Payne and Harris exchanged glances.
“Might want to keep that in mind, Detective. I understand there might be a criminal element where we’re headed,” Payne said drily, turning back to his phone.
Harris snorted. He then felt his cellular phone vibrating. When he checked the caller ID, it read NUMBER BLOCKED.
He reached over and opened the glove box, where the unmarked car’s radio was concealed, and turned down the volume as the dispatcher announced, “Safety is a full-time job. Don’t have a part-time attitude. The time is . . .”
“Yeah?” Harris then answered the call, his tone annoyed.
Matt Payne, picking up on that, looked at him out of the corner of his eye.
“Hey, Sully,” Harris said. “What’s up?”
Now Payne turned his head to look at Harris. Harris shrugged his shoulders at him as he nodded.
“Tell him I want to talk to him,” Payne said.
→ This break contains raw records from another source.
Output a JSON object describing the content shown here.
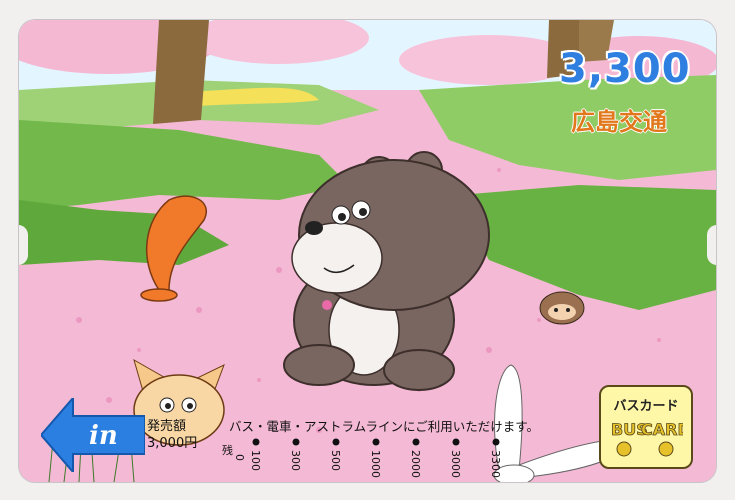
{
  "card": {
    "price": "3,300",
    "company": "広島交通",
    "issue_label": "発売額",
    "issue_amount": "3,000円",
    "notice": "バス・電車・アストラムラインにご利用いただけます。",
    "in_logo": "in",
    "bus_card_jp": "バスカード",
    "bus_card_en_1": "BUS",
    "bus_card_en_2": "CARD",
    "scale_numbers": [
      "100",
      "300",
      "500",
      "1000",
      "2000",
      "3000",
      "3300"
    ],
    "scale_zero": "0",
    "scale_marker": "残"
  },
  "colors": {
    "price": "#2f7fe0",
    "company": "#e1781c",
    "in_arrow": "#2b7fe0",
    "grass": "#6fb64a",
    "sky": "#dff4ff",
    "flowers": "#f3a6c9"
  }
}
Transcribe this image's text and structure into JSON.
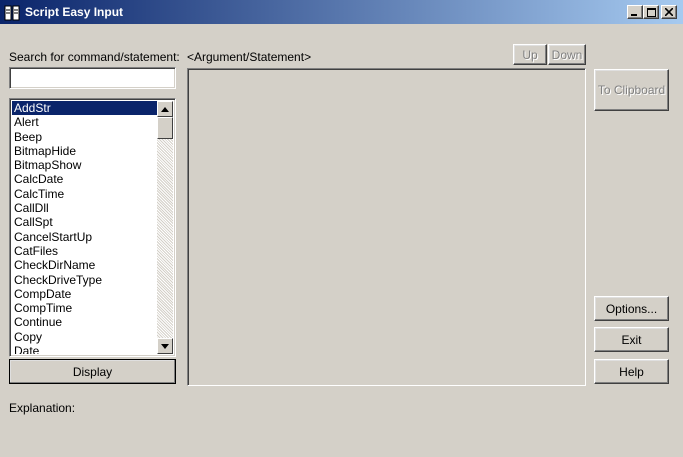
{
  "window": {
    "title": "Script Easy Input",
    "controls": [
      "minimize",
      "maximize",
      "close"
    ]
  },
  "search": {
    "label": "Search for command/statement:",
    "value": "",
    "placeholder": ""
  },
  "commands": {
    "selected_index": 0,
    "items": [
      "AddStr",
      "Alert",
      "Beep",
      "BitmapHide",
      "BitmapShow",
      "CalcDate",
      "CalcTime",
      "CallDll",
      "CallSpt",
      "CancelStartUp",
      "CatFiles",
      "CheckDirName",
      "CheckDriveType",
      "CompDate",
      "CompTime",
      "Continue",
      "Copy",
      "Date"
    ]
  },
  "argument_panel": {
    "label": "<Argument/Statement>",
    "up_label": "Up",
    "down_label": "Down"
  },
  "buttons": {
    "display": "Display",
    "to_clipboard": "To Clipboard",
    "options": "Options...",
    "exit": "Exit",
    "help": "Help"
  },
  "explanation": {
    "label": "Explanation:"
  },
  "icons": {
    "app": "app-icon",
    "minimize": "minimize-icon",
    "maximize": "maximize-icon",
    "close": "close-icon",
    "scroll_up": "arrow-up-icon",
    "scroll_down": "arrow-down-icon"
  },
  "colors": {
    "title_start": "#0a246a",
    "title_end": "#a6caf0",
    "face": "#d4d0c8",
    "selection": "#0a246a"
  }
}
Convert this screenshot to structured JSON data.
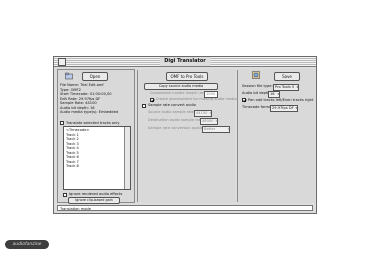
{
  "window": {
    "title": "Digi Translator"
  },
  "left": {
    "icon_name": "folder-icon",
    "open_label": "Open",
    "info": [
      "File Name: Trial Edit.omf",
      "Type: OMF2",
      "Start Timecode: 01:00:00,00",
      "Edit Rate: 29.97fps DF",
      "Sample Rate: 44100",
      "Audio bit depth: 16",
      "Audio media type(s): Embedded"
    ],
    "translate_selected_label": "Translate selected tracks only",
    "tracks_header": "<Timecode>",
    "tracks": [
      "Track 1",
      "Track 2",
      "Track 3",
      "Track 4",
      "Track 5",
      "Track 6",
      "Track 7",
      "Track 8"
    ],
    "ignore_rendered_label": "Ignore rendered audio effects",
    "ignore_clip_label": "Ignore clip-based gain"
  },
  "middle": {
    "omf_button": "OMF to Pro Tools",
    "copy_button": "Copy source audio media",
    "consolidate_label": "Consolidate handle length (ms):",
    "consolidate_value": "1000",
    "create_placeholders_label": "Create placeholders for missing audio media",
    "sample_rate_convert_label": "Sample rate convert audio",
    "source_rate_label": "Source audio sample rate:",
    "source_rate_value": "44100",
    "dest_rate_label": "Destination audio sample rate:",
    "dest_rate_value": "48000",
    "quality_label": "Sample rate conversion quality:",
    "quality_value": "Better"
  },
  "right": {
    "icon_name": "pro-tools-session-icon",
    "save_label": "Save",
    "session_type_label": "Session file type:",
    "session_type_value": "Pro Tools 5",
    "bit_depth_label": "Audio bit depth:",
    "bit_depth_value": "16",
    "pan_odd_label": "Pan odd tracks left/Even tracks right",
    "timecode_format_label": "Timecode format:",
    "timecode_format_value": "29.97fps DF"
  },
  "status": {
    "text": "Translation mode"
  },
  "watermark": {
    "text": "audiofanzine"
  }
}
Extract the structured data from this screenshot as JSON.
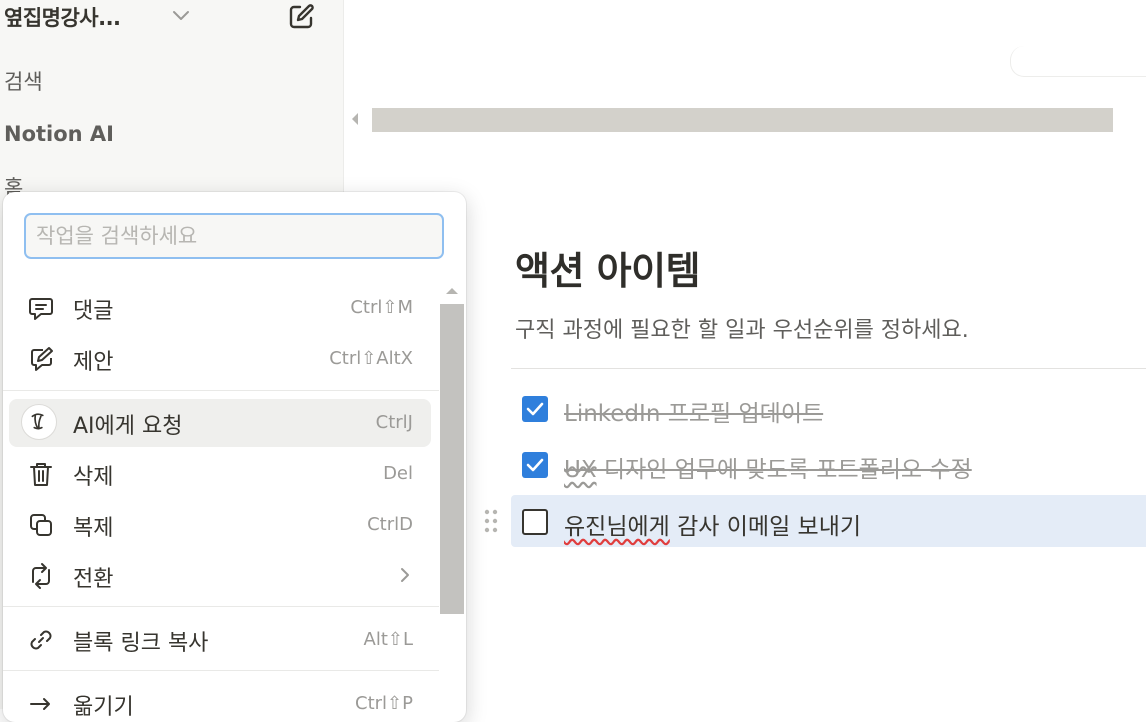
{
  "sidebar": {
    "workspace_name": "옆집명강사...",
    "items": [
      {
        "label": "검색"
      },
      {
        "label": "Notion AI"
      },
      {
        "label": "홈"
      }
    ]
  },
  "page": {
    "title": "액션 아이템",
    "description": "구직 과정에 필요한 할 일과 우선순위를 정하세요.",
    "todos": [
      {
        "text_a": "LinkedIn 프로필 업데이트",
        "text_b": "",
        "checked": true
      },
      {
        "text_a": "UX",
        "text_b": " 디자인 업무에 맞도록 포트폴리오 수정",
        "checked": true
      },
      {
        "text_a": "유진님에게",
        "text_b": " 감사 이메일 보내기",
        "checked": false
      }
    ]
  },
  "menu": {
    "search_placeholder": "작업을 검색하세요",
    "items": [
      {
        "label": "댓글",
        "shortcut": "Ctrl⇧M",
        "icon": "comment-icon"
      },
      {
        "label": "제안",
        "shortcut": "Ctrl⇧AltX",
        "icon": "suggest-edit-icon"
      },
      {
        "label": "AI에게 요청",
        "shortcut": "CtrlJ",
        "icon": "notion-ai-icon"
      },
      {
        "label": "삭제",
        "shortcut": "Del",
        "icon": "trash-icon"
      },
      {
        "label": "복제",
        "shortcut": "CtrlD",
        "icon": "duplicate-icon"
      },
      {
        "label": "전환",
        "shortcut": "",
        "icon": "turn-into-icon"
      },
      {
        "label": "블록 링크 복사",
        "shortcut": "Alt⇧L",
        "icon": "link-icon"
      },
      {
        "label": "옮기기",
        "shortcut": "Ctrl⇧P",
        "icon": "move-icon"
      }
    ]
  },
  "colors": {
    "accent": "#2f7fdc",
    "highlight_row": "#e4ecf7",
    "sidebar_bg": "#f7f7f5"
  }
}
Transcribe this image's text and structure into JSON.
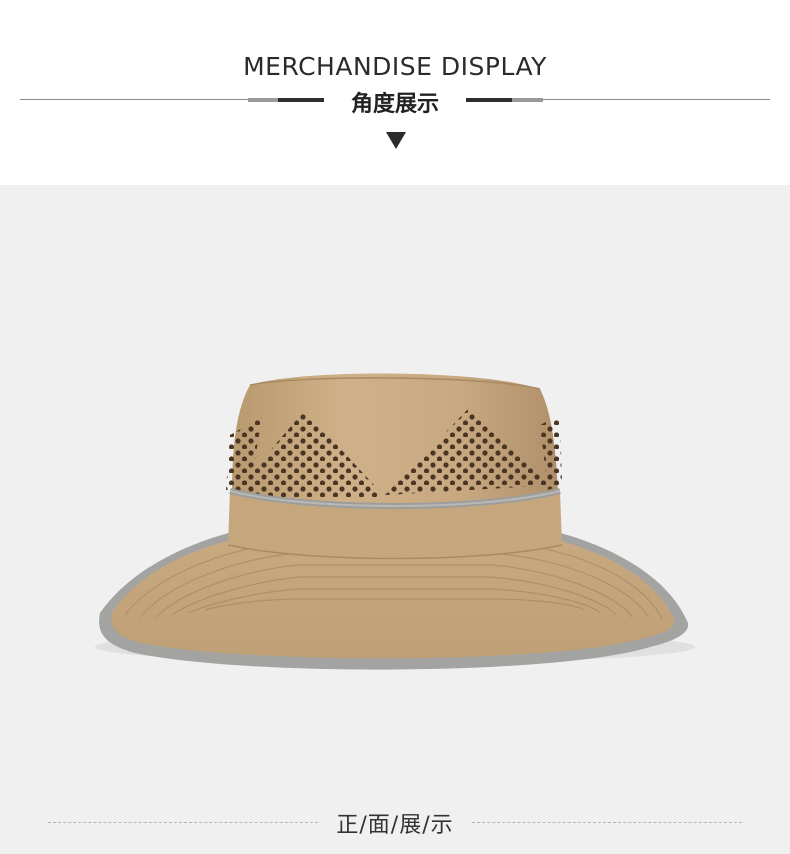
{
  "header": {
    "title_en": "MERCHANDISE DISPLAY",
    "title_cn": "角度展示"
  },
  "product": {
    "name": "bucket-hat",
    "color_body": "#c9ab83",
    "color_trim": "#9d9e9c"
  },
  "caption": "正/面/展/示",
  "colors": {
    "background_photo": "#f0f0f0",
    "accent_dark": "#2c2c2c"
  }
}
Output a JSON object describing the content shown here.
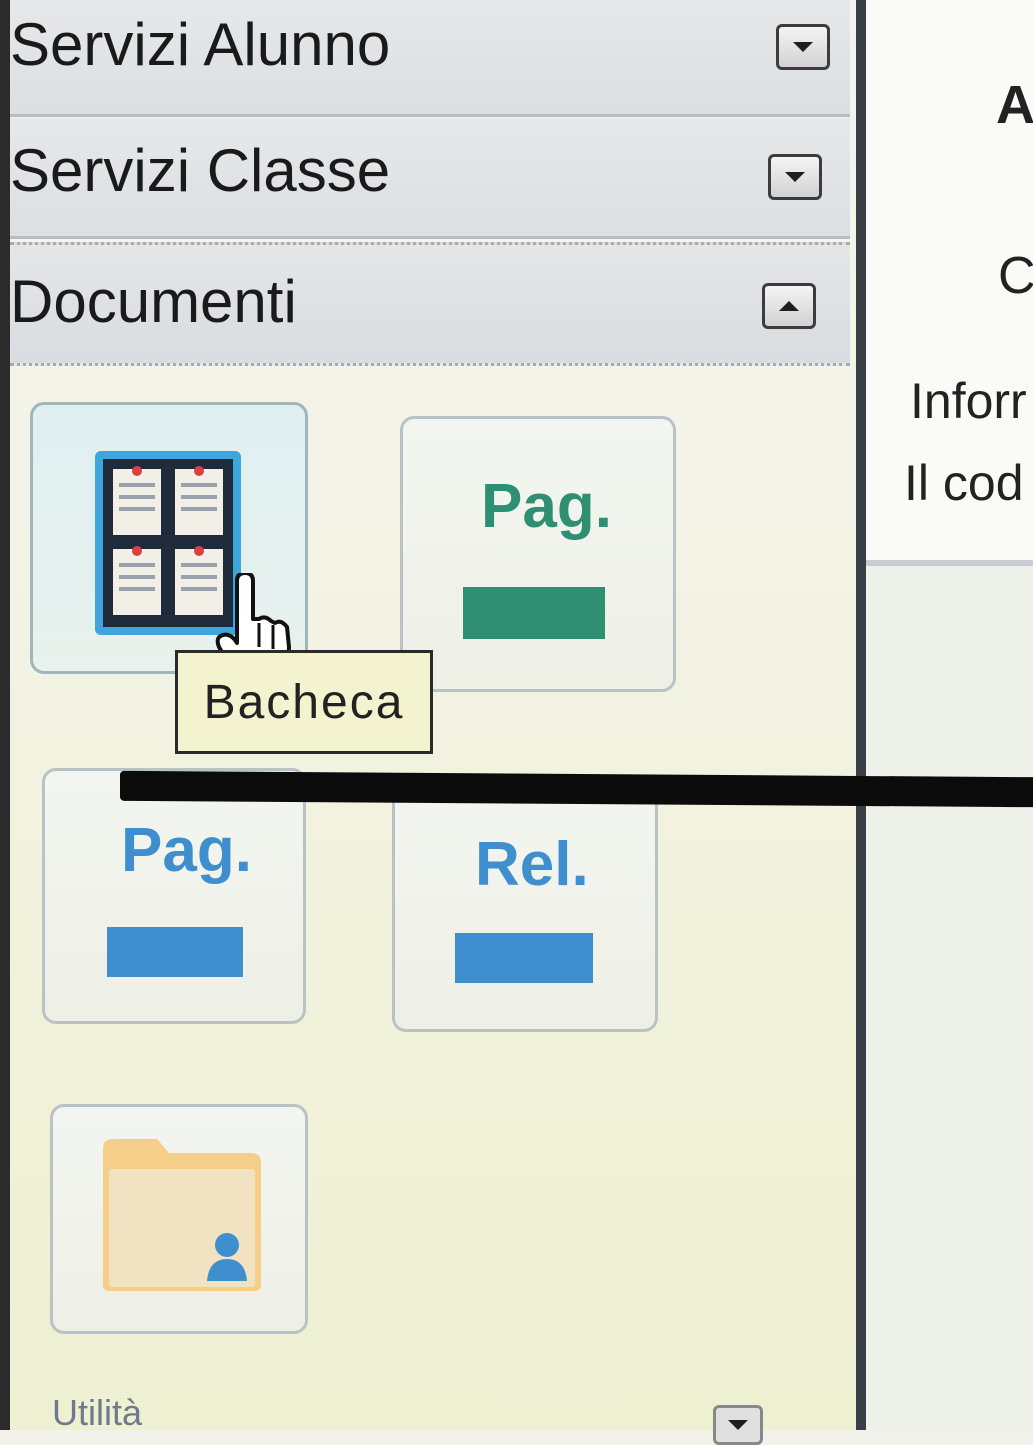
{
  "sidebar": {
    "sections": [
      {
        "title": "Servizi Alunno",
        "toggle": "expand"
      },
      {
        "title": "Servizi Classe",
        "toggle": "expand"
      },
      {
        "title": "Documenti",
        "toggle": "collapse"
      }
    ],
    "documenti_tiles": [
      {
        "icon": "bulletin-board-icon",
        "label": "",
        "state": "hover"
      },
      {
        "label": "Pag.",
        "color": "#2e8f73"
      },
      {
        "label": "Pag.",
        "color": "#3f8fcf"
      },
      {
        "label": "Rel.",
        "color": "#3f8fcf"
      },
      {
        "icon": "user-folder-icon",
        "label": ""
      }
    ],
    "tooltip": "Bacheca",
    "next_section": {
      "title": "Utilità",
      "toggle": "expand"
    }
  },
  "main": {
    "heading": "A",
    "line_c": "C",
    "line_info": "Inforr",
    "line_cod": "Il cod"
  },
  "colors": {
    "green_accent": "#2e8f73",
    "blue_accent": "#3f8fcf",
    "tooltip_bg": "#f4f3cf"
  }
}
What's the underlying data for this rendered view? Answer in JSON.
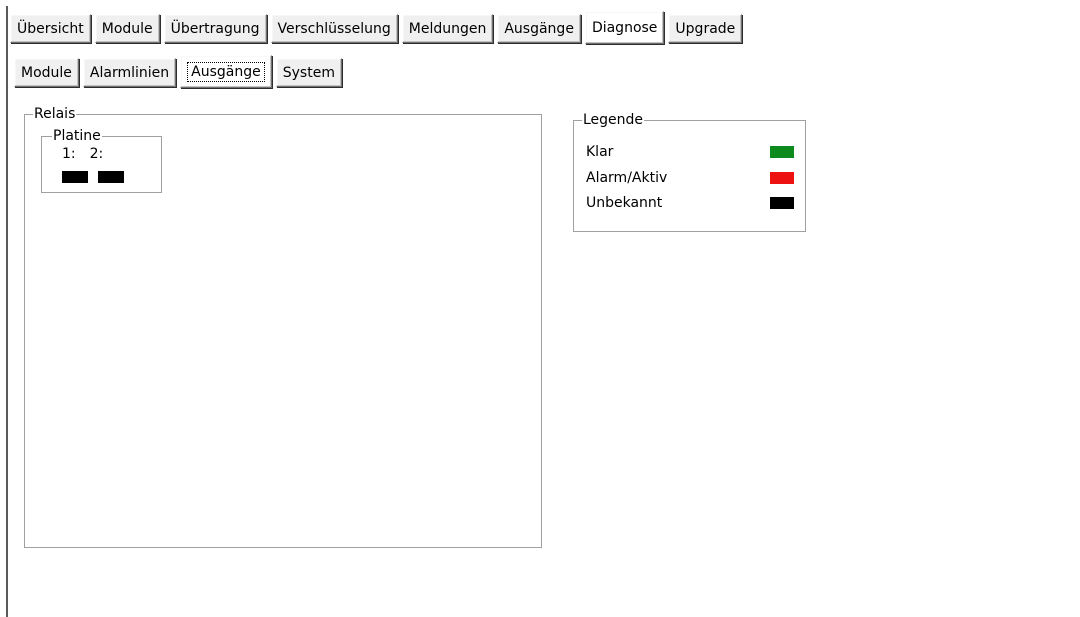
{
  "top_tabs": [
    {
      "label": "Übersicht",
      "selected": false
    },
    {
      "label": "Module",
      "selected": false
    },
    {
      "label": "Übertragung",
      "selected": false
    },
    {
      "label": "Verschlüsselung",
      "selected": false
    },
    {
      "label": "Meldungen",
      "selected": false
    },
    {
      "label": "Ausgänge",
      "selected": false
    },
    {
      "label": "Diagnose",
      "selected": true
    },
    {
      "label": "Upgrade",
      "selected": false
    }
  ],
  "sub_tabs": [
    {
      "label": "Module",
      "selected": false
    },
    {
      "label": "Alarmlinien",
      "selected": false
    },
    {
      "label": "Ausgänge",
      "selected": true
    },
    {
      "label": "System",
      "selected": false
    }
  ],
  "relais": {
    "title": "Relais",
    "platine": {
      "title": "Platine",
      "outputs": [
        {
          "label": "1:",
          "status": "unknown",
          "color": "#000000"
        },
        {
          "label": "2:",
          "status": "unknown",
          "color": "#000000"
        }
      ]
    }
  },
  "legend": {
    "title": "Legende",
    "items": [
      {
        "label": "Klar",
        "color": "#0d8a1e"
      },
      {
        "label": "Alarm/Aktiv",
        "color": "#ee1111"
      },
      {
        "label": "Unbekannt",
        "color": "#000000"
      }
    ]
  }
}
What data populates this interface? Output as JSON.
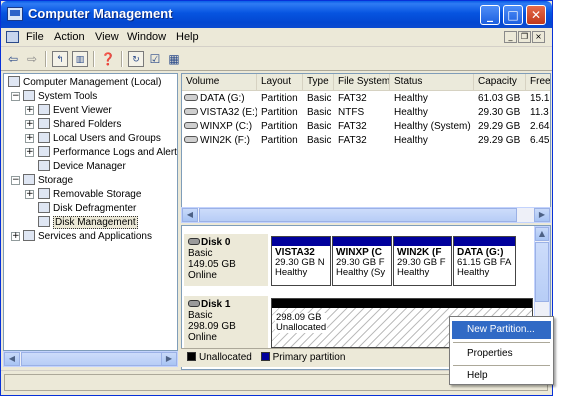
{
  "window": {
    "title": "Computer Management"
  },
  "menu": {
    "items": [
      "File",
      "Action",
      "View",
      "Window",
      "Help"
    ]
  },
  "tree": {
    "items": [
      {
        "label": "Computer Management (Local)",
        "icon": "computer-icon",
        "expander": ""
      },
      {
        "label": "System Tools",
        "icon": "tools-icon",
        "expander": "−"
      },
      {
        "label": "Event Viewer",
        "icon": "event-viewer-icon",
        "expander": "+"
      },
      {
        "label": "Shared Folders",
        "icon": "shared-folders-icon",
        "expander": "+"
      },
      {
        "label": "Local Users and Groups",
        "icon": "users-icon",
        "expander": "+"
      },
      {
        "label": "Performance Logs and Alerts",
        "icon": "performance-icon",
        "expander": "+"
      },
      {
        "label": "Device Manager",
        "icon": "device-manager-icon",
        "expander": ""
      },
      {
        "label": "Storage",
        "icon": "storage-icon",
        "expander": "−"
      },
      {
        "label": "Removable Storage",
        "icon": "removable-storage-icon",
        "expander": "+"
      },
      {
        "label": "Disk Defragmenter",
        "icon": "defragmenter-icon",
        "expander": ""
      },
      {
        "label": "Disk Management",
        "icon": "disk-management-icon",
        "expander": ""
      },
      {
        "label": "Services and Applications",
        "icon": "services-icon",
        "expander": "+"
      }
    ]
  },
  "volumes": {
    "columns": [
      "Volume",
      "Layout",
      "Type",
      "File System",
      "Status",
      "Capacity",
      "Free"
    ],
    "rows": [
      [
        "DATA (G:)",
        "Partition",
        "Basic",
        "FAT32",
        "Healthy",
        "61.03 GB",
        "15.1"
      ],
      [
        "VISTA32 (E:)",
        "Partition",
        "Basic",
        "NTFS",
        "Healthy",
        "29.30 GB",
        "11.3"
      ],
      [
        "WINXP (C:)",
        "Partition",
        "Basic",
        "FAT32",
        "Healthy (System)",
        "29.29 GB",
        "2.64"
      ],
      [
        "WIN2K (F:)",
        "Partition",
        "Basic",
        "FAT32",
        "Healthy",
        "29.29 GB",
        "6.45"
      ]
    ]
  },
  "disks": [
    {
      "name": "Disk 0",
      "type": "Basic",
      "size": "149.05 GB",
      "status": "Online",
      "partitions": [
        {
          "name": "VISTA32",
          "detail": "29.30 GB N",
          "status": "Healthy"
        },
        {
          "name": "WINXP  (C",
          "detail": "29.30 GB F",
          "status": "Healthy (Sy"
        },
        {
          "name": "WIN2K  (F",
          "detail": "29.30 GB F",
          "status": "Healthy"
        },
        {
          "name": "DATA  (G:)",
          "detail": "61.15 GB FA",
          "status": "Healthy"
        }
      ]
    },
    {
      "name": "Disk 1",
      "type": "Basic",
      "size": "298.09 GB",
      "status": "Online",
      "partitions": [
        {
          "name": "",
          "detail": "298.09 GB",
          "status": "Unallocated"
        }
      ]
    }
  ],
  "legend": {
    "unallocated": "Unallocated",
    "primary": "Primary partition"
  },
  "context_menu": {
    "items": [
      "New Partition...",
      "Properties",
      "Help"
    ]
  },
  "colors": {
    "title_bar": "#0654e0",
    "primary_partition": "#00009c",
    "unallocated": "#000000",
    "highlight": "#316ac5"
  }
}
Harris raised his index finger in a Hold one gesture.
“All right, Sully. Get back to me if you hear anything.” He paused, then added, “If I can. No promises.”
Harris met Payne’s eyes as he broke off the call.
“I said I wanted to talk to him,” Payne repeated. “What’d he want?”
“Sully says the rally shooting was not his guys in the crowd.”
“His guys? In the crowd? I thought he said he had nothing to do with the hypothetical whacking of Hooks and Company.”
“He still maintains that. These guys, he says, were doing recon work. He had two there. One was actually Lynda Webber, who used to work for him in Vice. After she got back from two tours in Iraq with army intel—she’s a captain in the reserves—Sully hired her away. Really razor-sharp mind. I actually saw her in the crowd on the video feed.”
Harris chuckled as he honked the horn to pass a slow-moving pickup.
“What?” Payne said.
“Shouldn’t tell you this, but what initially drew my eye to her was that there was a group of young white women in a clump, all with their politically correct looks of moral outrage, and furiously pumping those posters of the murder victims over their heads. One, projecting the angriest outrage and loudly leading that ‘Yo, Yo, Yo! Payne Must Go!’ chant, held a poster of Public Enemy Number One.”
Payne grunted. “So she was carrying mine.”
Harris chuckled again. “Guess Lynda felt that gave her a really solid cover.”
“Glad I could help in some small way.”